Despite its simplicity, KNN has some notable limitations. Because it compares each new observation to all points in the training set, it can become computationally expensive for large datasets (Taunk, De, & Verma, 2019). The method is also highly sensitive to feature scaling and irrelevant features, which links back to the key assumption that all features are relevant and equally important. Choosing the number of neighbors, K, is another critical step: too small a value can lead to overfitting, while too large a value may smooth over meaningful patterns and reduce predictive accuracy. Finally, KNN can struggle with high-dimensional data due to the curse of dimensionality, especially compared to many other machine learning methods.
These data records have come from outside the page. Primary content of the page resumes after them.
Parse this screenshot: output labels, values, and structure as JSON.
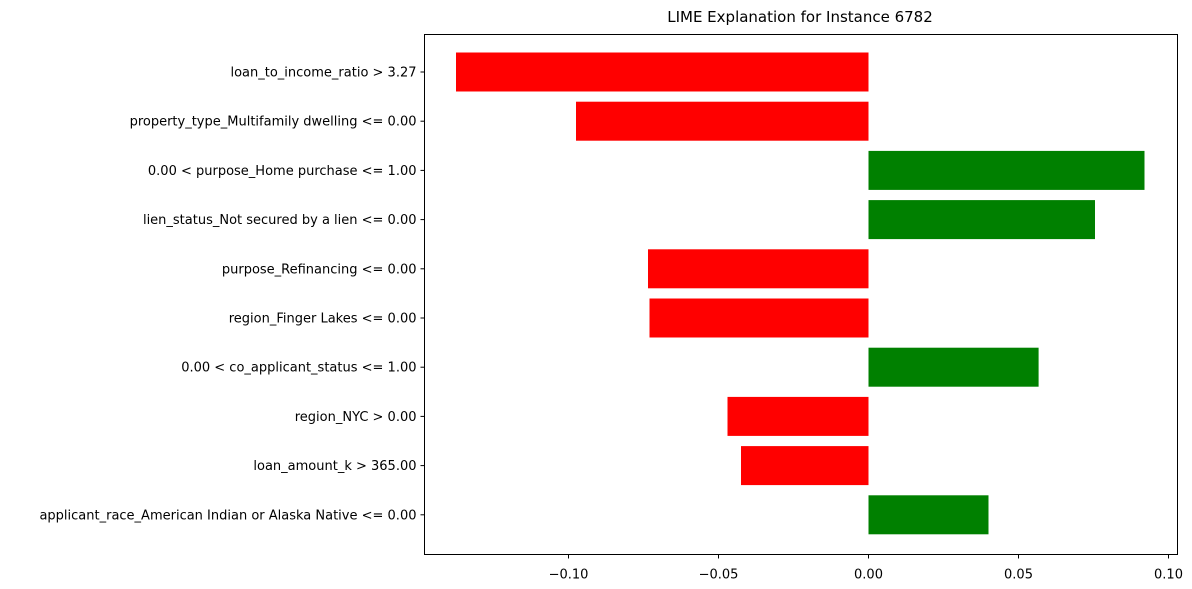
{
  "chart_data": {
    "type": "bar",
    "orientation": "horizontal",
    "title": "LIME Explanation for Instance 6782",
    "xlabel": "",
    "ylabel": "",
    "categories": [
      "loan_to_income_ratio > 3.27",
      "property_type_Multifamily dwelling <= 0.00",
      "0.00 < purpose_Home purchase <= 1.00",
      "lien_status_Not secured by a lien <= 0.00",
      "purpose_Refinancing <= 0.00",
      "region_Finger Lakes <= 0.00",
      "0.00 < co_applicant_status <= 1.00",
      "region_NYC > 0.00",
      "loan_amount_k > 365.00",
      "applicant_race_American Indian or Alaska Native <= 0.00"
    ],
    "values": [
      -0.1375,
      -0.0975,
      0.092,
      0.0755,
      -0.0735,
      -0.073,
      0.0567,
      -0.047,
      -0.0425,
      0.04
    ],
    "xlim": [
      -0.148,
      0.103
    ],
    "xticks": [
      -0.1,
      -0.05,
      0.0,
      0.05,
      0.1
    ],
    "xtick_labels": [
      "−0.10",
      "−0.05",
      "0.00",
      "0.05",
      "0.10"
    ],
    "colors": {
      "positive": "#008000",
      "negative": "#ff0000"
    },
    "grid": false,
    "legend": "none"
  }
}
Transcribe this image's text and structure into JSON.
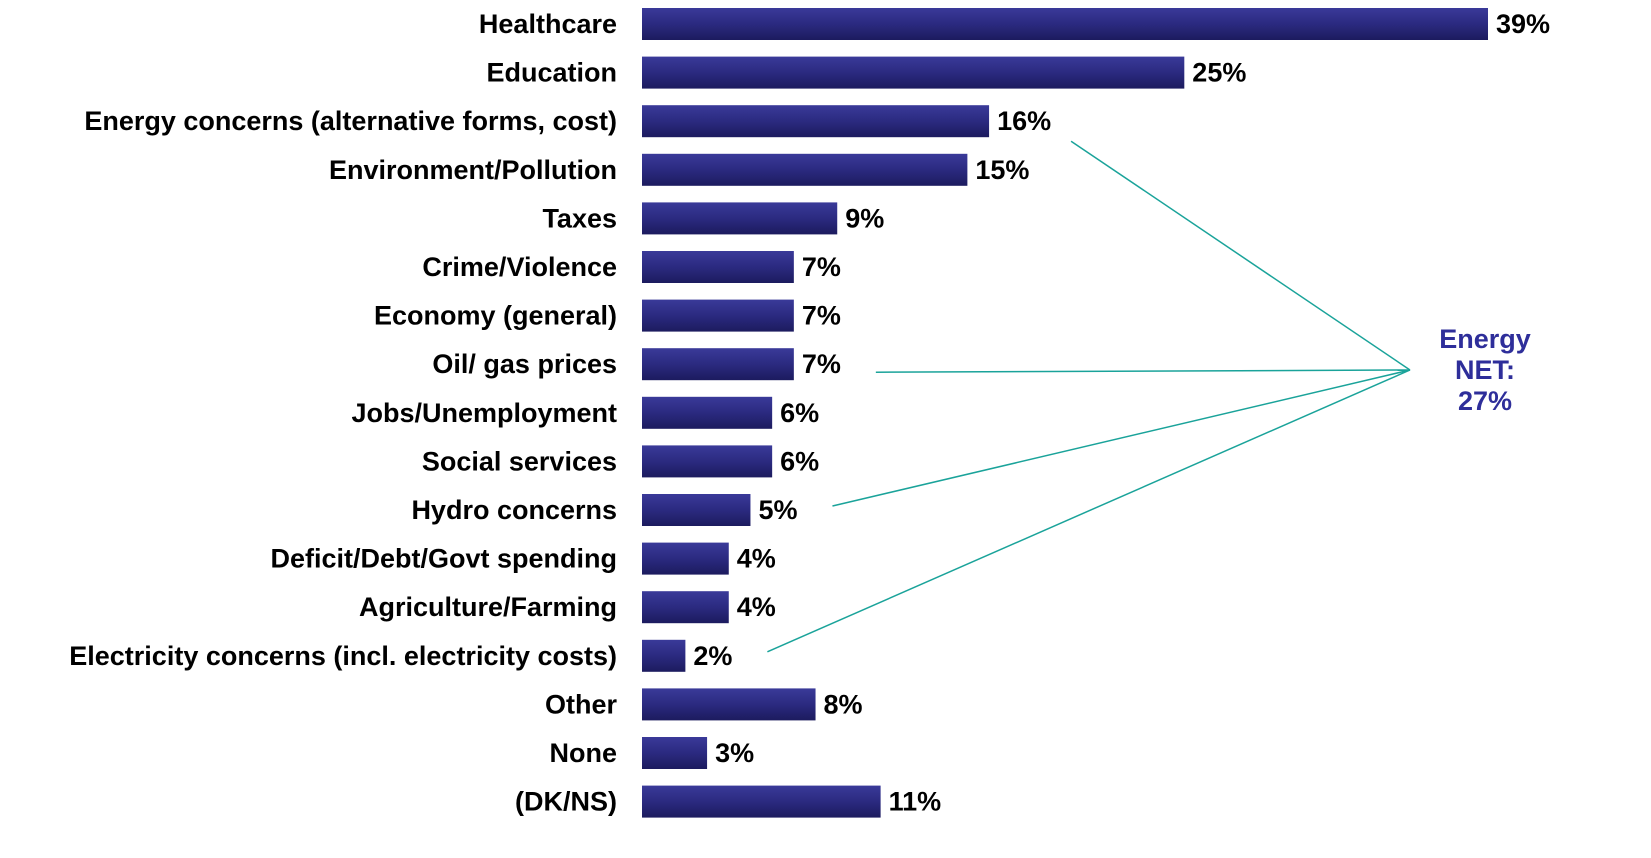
{
  "chart_data": {
    "type": "bar",
    "orientation": "horizontal",
    "categories": [
      "Healthcare",
      "Education",
      "Energy concerns (alternative forms, cost)",
      "Environment/Pollution",
      "Taxes",
      "Crime/Violence",
      "Economy (general)",
      "Oil/ gas prices",
      "Jobs/Unemployment",
      "Social services",
      "Hydro concerns",
      "Deficit/Debt/Govt spending",
      "Agriculture/Farming",
      "Electricity concerns (incl. electricity costs)",
      "Other",
      "None",
      "(DK/NS)"
    ],
    "values": [
      39,
      25,
      16,
      15,
      9,
      7,
      7,
      7,
      6,
      6,
      5,
      4,
      4,
      2,
      8,
      3,
      11
    ],
    "value_labels": [
      "39%",
      "25%",
      "16%",
      "15%",
      "9%",
      "7%",
      "7%",
      "7%",
      "6%",
      "6%",
      "5%",
      "4%",
      "4%",
      "2%",
      "8%",
      "3%",
      "11%"
    ],
    "xlim": [
      0,
      39
    ],
    "grid": false,
    "bar_color": "#2B2A80",
    "annotation": {
      "lines": [
        "Energy",
        "NET:",
        "27%"
      ],
      "color": "#2E2E9A",
      "connector_color": "#1AA39A",
      "links_to": [
        "Energy concerns (alternative forms, cost)",
        "Oil/ gas prices",
        "Hydro concerns",
        "Electricity concerns (incl. electricity costs)"
      ]
    }
  }
}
As the number of features increases, the concept of “distance” becomes less informative, which can undermine performance.

When applied to datasets with a modest number of well-scaled and relevant features, KNN can be highly effective, providing strong predictive performance in tasks ranging from customer churn prediction to anomaly detection and recommendation systems.

Recap

K-Nearest Neighbors (KNN) is a simple and intuitive method for both classification and regression tasks. It makes predictions by comparing a new observation to its nearest neighbors in the training data, using a distance metric such as Euclidean distance. The main hyperparameter $K$ determines how many neighbors influence the prediction, balancing sensitivity to individual points and overall stability. KNN assumes that similar observations are close in feature space and that all features contribute equally to defining similarity, which is why feature scaling is essential.

While KNN requires no explicit model training and adapts naturally to complex patterns, it can be computationally expensive for large datasets and is sensitive to irrelevant or poorly scaled features. It also struggles in high-dimensional spaces, where distance becomes less informative. Despite these limitations, KNN can deliver accurate and interpretable predictions, as seen in examples such as customer churn classification.